Yamal, yang sebelumnya meraih penghargaan Pemain Muda Terbaik di Euro 2024, menyadari bahwa bagi sebagian besar pemain, satu gol dan satu assist di Piala Dunia adalah pencapaian luar biasa. Namun baginya, itu belum cukup. “Saya tidak pulang dengan perasaan senang setelah memenangkan Piala Dunia, dan itu sama sekali tidak berkaitan dengan cedera. Meskipun saya melakukan banyak hal yang tidak dilihat orang, saya tidak puas dengan diri saya sendiri,” ujarnya seperti dikutip AS. Ia menegaskan, ambisinya untuk tampil di Piala Dunia berikutnya jauh lebih besar daripada kebanggaan atas trofi yang sudah diraih.
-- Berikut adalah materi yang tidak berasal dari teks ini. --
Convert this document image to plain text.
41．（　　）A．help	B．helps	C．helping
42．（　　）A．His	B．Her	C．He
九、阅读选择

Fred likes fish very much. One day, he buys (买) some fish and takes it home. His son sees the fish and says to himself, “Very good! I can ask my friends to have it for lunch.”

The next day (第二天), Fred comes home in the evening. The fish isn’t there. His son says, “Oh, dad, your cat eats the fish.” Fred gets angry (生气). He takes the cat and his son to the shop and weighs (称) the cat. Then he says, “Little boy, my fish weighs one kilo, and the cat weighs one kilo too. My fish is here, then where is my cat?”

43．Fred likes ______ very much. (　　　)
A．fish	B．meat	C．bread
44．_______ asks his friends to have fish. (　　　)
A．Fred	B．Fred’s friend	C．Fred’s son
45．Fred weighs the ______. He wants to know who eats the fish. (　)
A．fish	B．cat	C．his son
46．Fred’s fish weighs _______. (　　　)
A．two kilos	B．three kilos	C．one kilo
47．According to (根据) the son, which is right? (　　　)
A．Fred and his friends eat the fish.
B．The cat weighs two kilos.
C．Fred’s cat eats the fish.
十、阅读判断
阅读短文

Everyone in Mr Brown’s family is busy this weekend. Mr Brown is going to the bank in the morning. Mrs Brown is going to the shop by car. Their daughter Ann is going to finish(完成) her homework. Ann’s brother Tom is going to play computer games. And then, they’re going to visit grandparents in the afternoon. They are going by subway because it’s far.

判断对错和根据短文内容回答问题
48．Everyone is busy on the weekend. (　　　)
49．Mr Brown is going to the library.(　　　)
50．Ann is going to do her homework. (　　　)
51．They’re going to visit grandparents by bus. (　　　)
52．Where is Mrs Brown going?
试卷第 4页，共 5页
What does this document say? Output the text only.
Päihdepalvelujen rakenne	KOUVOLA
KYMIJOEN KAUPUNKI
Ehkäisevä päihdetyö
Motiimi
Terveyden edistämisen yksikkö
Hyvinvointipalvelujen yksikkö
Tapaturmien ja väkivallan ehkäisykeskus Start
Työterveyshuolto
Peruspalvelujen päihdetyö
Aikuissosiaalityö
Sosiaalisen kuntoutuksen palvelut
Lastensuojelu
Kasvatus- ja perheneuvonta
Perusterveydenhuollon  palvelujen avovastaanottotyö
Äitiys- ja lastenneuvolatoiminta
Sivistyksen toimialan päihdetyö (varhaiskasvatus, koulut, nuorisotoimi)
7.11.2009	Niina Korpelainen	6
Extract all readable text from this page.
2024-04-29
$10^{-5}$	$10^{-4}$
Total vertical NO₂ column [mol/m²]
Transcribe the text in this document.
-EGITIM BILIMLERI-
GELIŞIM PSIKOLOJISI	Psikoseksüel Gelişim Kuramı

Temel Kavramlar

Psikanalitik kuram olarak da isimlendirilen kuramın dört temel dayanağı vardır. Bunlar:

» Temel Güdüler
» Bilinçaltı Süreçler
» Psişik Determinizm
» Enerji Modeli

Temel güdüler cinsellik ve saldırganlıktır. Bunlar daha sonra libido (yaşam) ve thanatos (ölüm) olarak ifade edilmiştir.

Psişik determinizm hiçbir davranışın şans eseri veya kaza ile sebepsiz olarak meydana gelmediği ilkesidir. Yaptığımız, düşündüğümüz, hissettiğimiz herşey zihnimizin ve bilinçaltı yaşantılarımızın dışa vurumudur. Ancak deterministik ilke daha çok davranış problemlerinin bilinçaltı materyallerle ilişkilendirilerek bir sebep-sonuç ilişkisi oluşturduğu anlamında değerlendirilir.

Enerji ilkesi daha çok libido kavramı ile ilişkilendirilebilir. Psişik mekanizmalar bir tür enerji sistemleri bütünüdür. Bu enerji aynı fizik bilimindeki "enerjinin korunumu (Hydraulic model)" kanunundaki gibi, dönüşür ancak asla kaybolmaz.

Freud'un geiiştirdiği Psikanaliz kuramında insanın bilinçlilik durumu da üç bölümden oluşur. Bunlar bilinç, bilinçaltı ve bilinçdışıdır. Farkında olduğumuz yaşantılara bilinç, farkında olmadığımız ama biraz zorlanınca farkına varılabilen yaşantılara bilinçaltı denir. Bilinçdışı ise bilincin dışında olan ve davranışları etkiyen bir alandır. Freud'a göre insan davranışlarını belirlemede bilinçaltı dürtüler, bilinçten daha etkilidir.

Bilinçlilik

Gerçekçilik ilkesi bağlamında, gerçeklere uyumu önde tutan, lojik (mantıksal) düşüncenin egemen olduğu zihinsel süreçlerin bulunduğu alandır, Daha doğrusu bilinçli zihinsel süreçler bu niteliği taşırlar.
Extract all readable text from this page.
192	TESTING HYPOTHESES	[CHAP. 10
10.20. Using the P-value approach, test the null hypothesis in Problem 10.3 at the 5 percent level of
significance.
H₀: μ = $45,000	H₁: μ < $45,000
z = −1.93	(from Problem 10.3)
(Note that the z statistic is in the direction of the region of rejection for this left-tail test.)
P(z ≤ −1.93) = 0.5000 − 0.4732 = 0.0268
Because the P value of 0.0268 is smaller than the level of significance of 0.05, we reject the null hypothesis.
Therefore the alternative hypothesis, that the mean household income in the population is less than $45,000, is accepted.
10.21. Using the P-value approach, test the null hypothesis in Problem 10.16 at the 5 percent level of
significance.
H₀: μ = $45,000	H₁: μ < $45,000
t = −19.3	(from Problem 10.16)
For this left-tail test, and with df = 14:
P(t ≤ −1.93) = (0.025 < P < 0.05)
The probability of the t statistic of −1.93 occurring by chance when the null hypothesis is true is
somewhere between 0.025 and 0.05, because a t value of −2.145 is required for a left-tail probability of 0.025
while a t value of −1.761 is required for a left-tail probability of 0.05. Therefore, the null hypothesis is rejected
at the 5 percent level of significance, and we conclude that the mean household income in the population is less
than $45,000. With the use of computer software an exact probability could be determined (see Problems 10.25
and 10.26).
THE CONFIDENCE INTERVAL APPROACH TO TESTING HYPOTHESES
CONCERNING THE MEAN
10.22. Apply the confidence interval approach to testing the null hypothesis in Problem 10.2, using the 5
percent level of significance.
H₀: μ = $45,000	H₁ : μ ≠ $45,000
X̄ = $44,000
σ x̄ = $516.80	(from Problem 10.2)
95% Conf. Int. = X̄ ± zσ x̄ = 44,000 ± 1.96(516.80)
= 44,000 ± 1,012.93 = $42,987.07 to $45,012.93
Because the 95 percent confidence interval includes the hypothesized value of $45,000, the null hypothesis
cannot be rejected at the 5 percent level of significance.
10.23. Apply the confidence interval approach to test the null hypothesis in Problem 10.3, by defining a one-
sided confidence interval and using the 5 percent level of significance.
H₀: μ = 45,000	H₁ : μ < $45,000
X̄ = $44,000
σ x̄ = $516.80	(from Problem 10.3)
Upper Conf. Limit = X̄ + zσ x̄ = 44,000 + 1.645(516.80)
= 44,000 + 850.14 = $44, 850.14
Terkait anggapan bahwa kepercayaan dirinya bernada egois, Yamal membantah. Ia memandang keyakinan diri sebagai aset strategis selama tetap sejalan dengan kepentingan tim. “Saya tahu pemain lain mana pun yang tampil seperti saya akan menjalani Piala Dunia yang fantastis, tetapi saya sebenarnya bisa memberikan lebih banyak,” katanya. Dengan semangat yang tak tergoyahkan, pemain berbakat asal Spanyol itu justru menjadikan ketidakpuasan ini sebagai bahan bakar untuk berkembang lebih jauh di masa depan.